El fusil de pedernal (flintlock) estandarizó el armamento individual por primera vez en la historia española. Las Ordenanzas de Felipe V de 1702 especificaban el mismo modelo para todo el ejército: el fusil "a la francesa" calibre 17,5 mm con bayoneta de cubo. Antes de esto, cada regimiento usaba lo que podía conseguir.

El fusil de percusión (1840) fue la transición definitiva hacia el arma moderna: ya no dependía del tiempo atmosférico (la pólvora de pedernal se mojaba con lluvia) y tenía mayor fiabilidad de ignición. El ejército español adoptó el fusil Minié en 1853, con bala cónica que mejoraba la precisión a 400 metros.

El siglo XX: de la Mauser a la CETME

El fusil Mauser modelo 1893, diseñado específicamente para España y fabricado en Alemania, equipó al ejército español durante más de 50 años. Su sistema de cerrojo de doble enclavamiento fue tan avanzado que Mauser lo adoptó como estándar mundial para el Gewehr 98 alemán, base de casi todos los fusiles de cerrojo del siglo XX.

La CETME (Centro de Estudios Técnicos de Materiales Especiales) desarrolló en los años 50 el primer fusil de asalto fabricado íntegramente en España. El modelo CETME fue adoptado también por Alemania Occidental como G3 y se convirtió en uno de los fusiles militares más difundidos del mundo, con más de 7 millones de unidades fabricadas.

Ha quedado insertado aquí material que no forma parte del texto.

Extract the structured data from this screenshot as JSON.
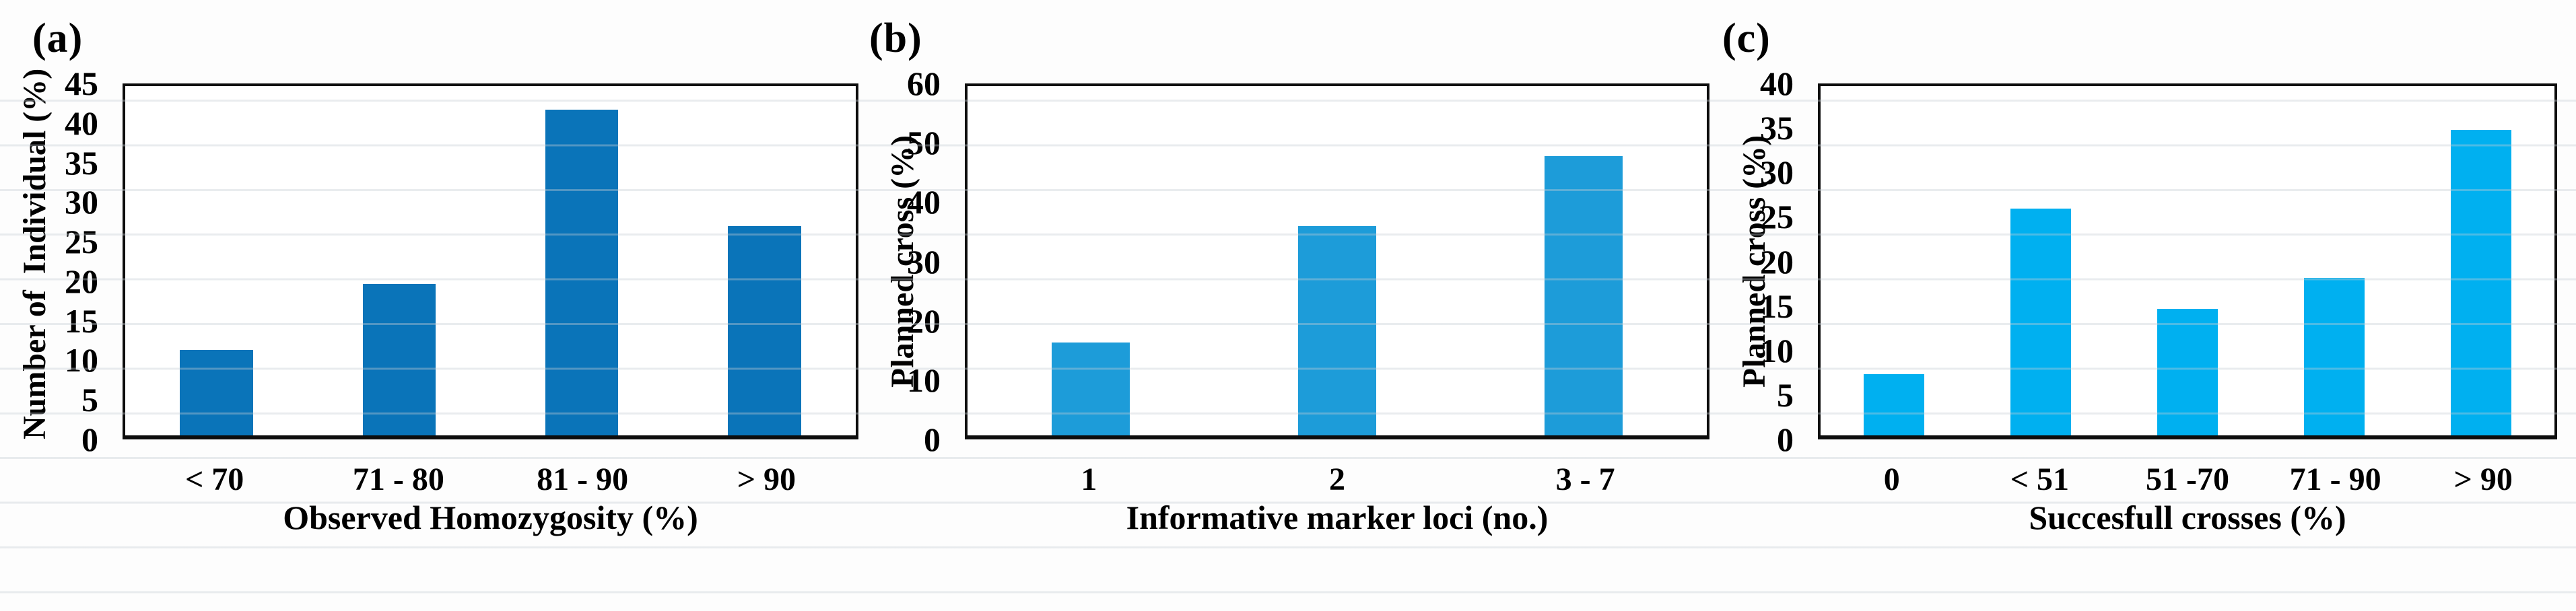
{
  "chart_data": [
    {
      "type": "bar",
      "panel_label": "(a)",
      "categories": [
        "< 70",
        "71 - 80",
        "81 - 90",
        "> 90"
      ],
      "values": [
        11,
        19.5,
        42,
        27
      ],
      "title": "",
      "xlabel": "Observed Homozygosity (%)",
      "ylabel": "Number of  Individual (%)",
      "ylim": [
        0,
        45
      ],
      "ytick_step": 5,
      "grid": false,
      "legend": "none",
      "bar_color": "#0a74b9",
      "bar_width_pct": 40
    },
    {
      "type": "bar",
      "panel_label": "(b)",
      "categories": [
        "1",
        "2",
        "3 - 7"
      ],
      "values": [
        16,
        36,
        48
      ],
      "title": "",
      "xlabel": "Informative marker loci (no.)",
      "ylabel": "Planned cross (%)",
      "ylim": [
        0,
        60
      ],
      "ytick_step": 10,
      "grid": false,
      "legend": "none",
      "bar_color": "#1d9cd9",
      "bar_width_pct": 31.5
    },
    {
      "type": "bar",
      "panel_label": "(c)",
      "categories": [
        "0",
        "< 51",
        "51 -70",
        "71 - 90",
        "> 90"
      ],
      "values": [
        7,
        26,
        14.5,
        18,
        35
      ],
      "title": "",
      "xlabel": "Succesfull crosses (%)",
      "ylabel": "Planned cross (%)",
      "ylim": [
        0,
        40
      ],
      "ytick_step": 5,
      "grid": false,
      "legend": "none",
      "bar_color": "#00b0f0",
      "bar_width_pct": 41.5
    }
  ]
}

El HK G36E es el fusil estándar del ejército español desde 1999. Calibre 5,56x45 mm OTAN, peso 3,6 kg, alcance efectivo 800 metros. Su variante G36C (compacta) es la preferida de las Fuerzas Especiales por su longitud reducida a 50 cm con culata plegada.

Armamento pesado actual del Ejército de Tierra

Sistema Tipo Datos clave
Leopardo 2E Carro de combate Cañón Rh-120 L55 · blindaje activo · 68 unidades
Pizarro VCI Cañón 30 mm · ATGM Spike · 144 unidades
M-109A5E Obús autopropulsado 155 mm · alcance 30 km · 96 unidades
SILAM Artillería de cohetes 122 mm · alcance 40 km · 18 lanzadores
Spike LR2 Misil antitanque Guiado óptico/IR · alcance 5,5 km · en servicio 2022

Preguntas frecuentes sobre el armamento militar español

¿Qué fusil usa el ejército español?

El ejército español usa el fusil HK G36E desde 1999, en calibre 5,56x45 mm OTAN. La variante G36C (compacta) es la preferida por las unidades de operaciones especiales. España está evaluando opciones para su sustitución en los próximos años en el marco de los programas de modernización de la OTAN.

¿Qué tanques tiene el ejército español?

El carro de combate principal del ejército español es el Leopardo 2E, versión española del Leopard 2 alemán con mejoras en blindaje activo y sistemas de fuego. España opera 68 unidades operativas. El carro AMX-30E está ya retirado del servicio.

¿Qué fue la CETME?

La CETME fue el fusil de asalto desarrollado en España en los años 50 por el Centro de Estudios Técnicos de Materiales Especiales. Fue tan avanzado que Alemania Occidental lo adoptó como fusil estándar (G3). Se fabricaron más de 7 millones de unidades en todo el mundo.